Entre el funcionariado, tan escaso entonces, saltó la alarma. La primera decisión del nuevo Alcalde ha sido perder un ingreso el municipio. A este paso, pudieron pensar ¿qué será de nuestras nóminas? Conectaron con un par de concejales a quienes comunicaron el despilfarro y que en la primera sesión manifestaron que ellos estaban allí para defender los intereses del Ayuntamiento, no para perder ingresos. Curiosamente, los dos eran labradores. ¿Van a oponerse ustedes a que a los labradores se les exima de un pago absurdo? Pronto se convencieron.


Resulta para mí incomprensible que quienes administran los pueblos o las ciudades no vean que Ayuntamiento, municipio y vecindario son en el fondo aspectos distintos de un mismo todo. ¿Cómo es posible que el Ayuntamiento defienda sus intereses frente al vecindario? ¿Cómo puede la Corporación Municipal cargar un impuesto, imponer una tasa, que han de pagar los vecinos, para que en la Depositaría ingrese un 10 % de lo pagado y que el 90 % restante sea el coste de la recaudación de ese 10? Podrá parecer exagerada esa proporción. No lo es.


En cualquier pueblo el Ayuntamiento cobra una tasa a los bares, cafeterías, restaurantes que ponen mesas en el exterior, o simplemente sacan sillas. Todos consideran que ese pago lo sufren los establecimientos. Si nos tomamos la molestia de pensar solo dos segundos, nos daremos cuenta de que quien paga no es el establecimiento sino el vecino que toma la consumición y paga no solo lo que el Ayuntamiento ingresa; paga eso multiplicado por 10, por 15 o por 20, porque el Ayuntamiento ha aplicado sobre el precio normal de la consumición un 25 %. Si calculamos lo que el establecimiento ingresa con ese 25 % de aumento y lo que ingresa en la Depositaría municipal veremos que el establecimiento se queda 10, 15 o 20 veces lo que paga.


En el tiempo en que fui Alcalde, nunca se cobró por ese concepto, a pesar de que las disposiciones legales obligaban a hacerlo. En los presupuestos de cada año se ponía en la parte de ingresos, por ese concepto, una cantidad ínfima, simbólica sin la cual la Delegación de Hacienda no hubiera aprobado el presupuesto. Al final, al liquidar el presupuesto ese ingreso no se había percibido, lo que suponía que nadie había sacado sillas ni mesas al exterior, lo que era totalmente contrario a la realidad.


Vino una vez, el dueño de un establecimiento que sacaba sillas y mesas, y no pocas, a decirme que deseaba contribuir a las obras que el Ayuntamiento estaba haciendo y que estaba dispuesto a pagar por el uso que hacía de la vía pública.
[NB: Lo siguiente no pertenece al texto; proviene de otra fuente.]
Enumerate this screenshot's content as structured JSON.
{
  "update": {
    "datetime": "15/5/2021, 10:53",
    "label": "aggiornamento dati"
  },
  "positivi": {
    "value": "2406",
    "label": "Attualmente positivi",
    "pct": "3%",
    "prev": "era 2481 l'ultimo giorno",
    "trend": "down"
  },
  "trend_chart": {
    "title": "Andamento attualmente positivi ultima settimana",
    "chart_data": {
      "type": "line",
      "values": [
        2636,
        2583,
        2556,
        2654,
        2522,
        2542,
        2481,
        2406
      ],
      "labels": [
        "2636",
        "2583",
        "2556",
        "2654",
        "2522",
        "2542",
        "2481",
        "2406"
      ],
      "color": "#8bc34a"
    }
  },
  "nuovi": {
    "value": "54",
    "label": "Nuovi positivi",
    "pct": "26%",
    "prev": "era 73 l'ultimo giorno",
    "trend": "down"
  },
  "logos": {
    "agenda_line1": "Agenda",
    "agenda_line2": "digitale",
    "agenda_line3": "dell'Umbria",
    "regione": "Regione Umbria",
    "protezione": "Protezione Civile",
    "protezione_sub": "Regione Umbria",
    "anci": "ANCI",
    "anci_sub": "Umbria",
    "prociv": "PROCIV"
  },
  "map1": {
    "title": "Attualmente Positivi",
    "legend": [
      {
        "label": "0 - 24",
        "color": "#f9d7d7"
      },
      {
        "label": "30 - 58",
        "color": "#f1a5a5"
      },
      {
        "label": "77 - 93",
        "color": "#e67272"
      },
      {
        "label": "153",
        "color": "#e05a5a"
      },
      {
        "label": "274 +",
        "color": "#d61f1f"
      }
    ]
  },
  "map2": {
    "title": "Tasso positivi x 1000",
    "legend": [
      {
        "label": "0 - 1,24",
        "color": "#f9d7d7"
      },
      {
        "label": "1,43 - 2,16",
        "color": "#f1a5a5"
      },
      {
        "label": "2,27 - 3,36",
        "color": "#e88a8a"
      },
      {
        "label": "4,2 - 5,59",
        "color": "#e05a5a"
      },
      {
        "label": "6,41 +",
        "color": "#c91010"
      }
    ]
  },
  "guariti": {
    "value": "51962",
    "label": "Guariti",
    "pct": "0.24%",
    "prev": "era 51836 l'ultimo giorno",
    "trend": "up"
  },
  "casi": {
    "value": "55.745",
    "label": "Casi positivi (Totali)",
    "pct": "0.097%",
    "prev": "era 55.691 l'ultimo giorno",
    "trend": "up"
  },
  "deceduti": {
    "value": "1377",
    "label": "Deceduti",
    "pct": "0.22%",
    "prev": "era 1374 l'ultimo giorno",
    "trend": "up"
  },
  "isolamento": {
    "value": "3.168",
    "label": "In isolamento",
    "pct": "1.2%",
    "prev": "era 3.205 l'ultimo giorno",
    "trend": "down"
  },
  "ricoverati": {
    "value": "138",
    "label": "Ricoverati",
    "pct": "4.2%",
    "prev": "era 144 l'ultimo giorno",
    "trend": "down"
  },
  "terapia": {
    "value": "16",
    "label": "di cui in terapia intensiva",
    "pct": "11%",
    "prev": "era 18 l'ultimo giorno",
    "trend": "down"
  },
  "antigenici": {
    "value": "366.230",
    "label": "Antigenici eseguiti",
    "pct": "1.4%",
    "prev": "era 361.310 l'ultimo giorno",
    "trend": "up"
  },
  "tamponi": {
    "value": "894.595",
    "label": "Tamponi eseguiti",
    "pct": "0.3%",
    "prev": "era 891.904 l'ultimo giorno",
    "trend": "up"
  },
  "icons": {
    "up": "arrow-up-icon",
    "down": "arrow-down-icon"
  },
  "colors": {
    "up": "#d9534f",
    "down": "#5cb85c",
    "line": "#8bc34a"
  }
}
Le dije que el Ayuntamiento le eximía del pago, no quería cobrarle. Protestó: ¿Por qué tenía que perder el pueblo ese ingreso? Aquello parecía el mundo al revés. Un vecino que quiere contribuir y un Alcalde que no admite la contribución. Insistía. Tuve que preguntarle: ¿Cobraría usted las consumiciones al mismo precio dentro que fuera, como hace ahora? Hombre, no. ¿Cuánto las aumentaría? El 25 por 100, dijo.


Como se ve, no era el mundo al revés. Cada uno estaba en su sitio. El defendiendo sus intereses privados, yo defendiendo a los vecinos.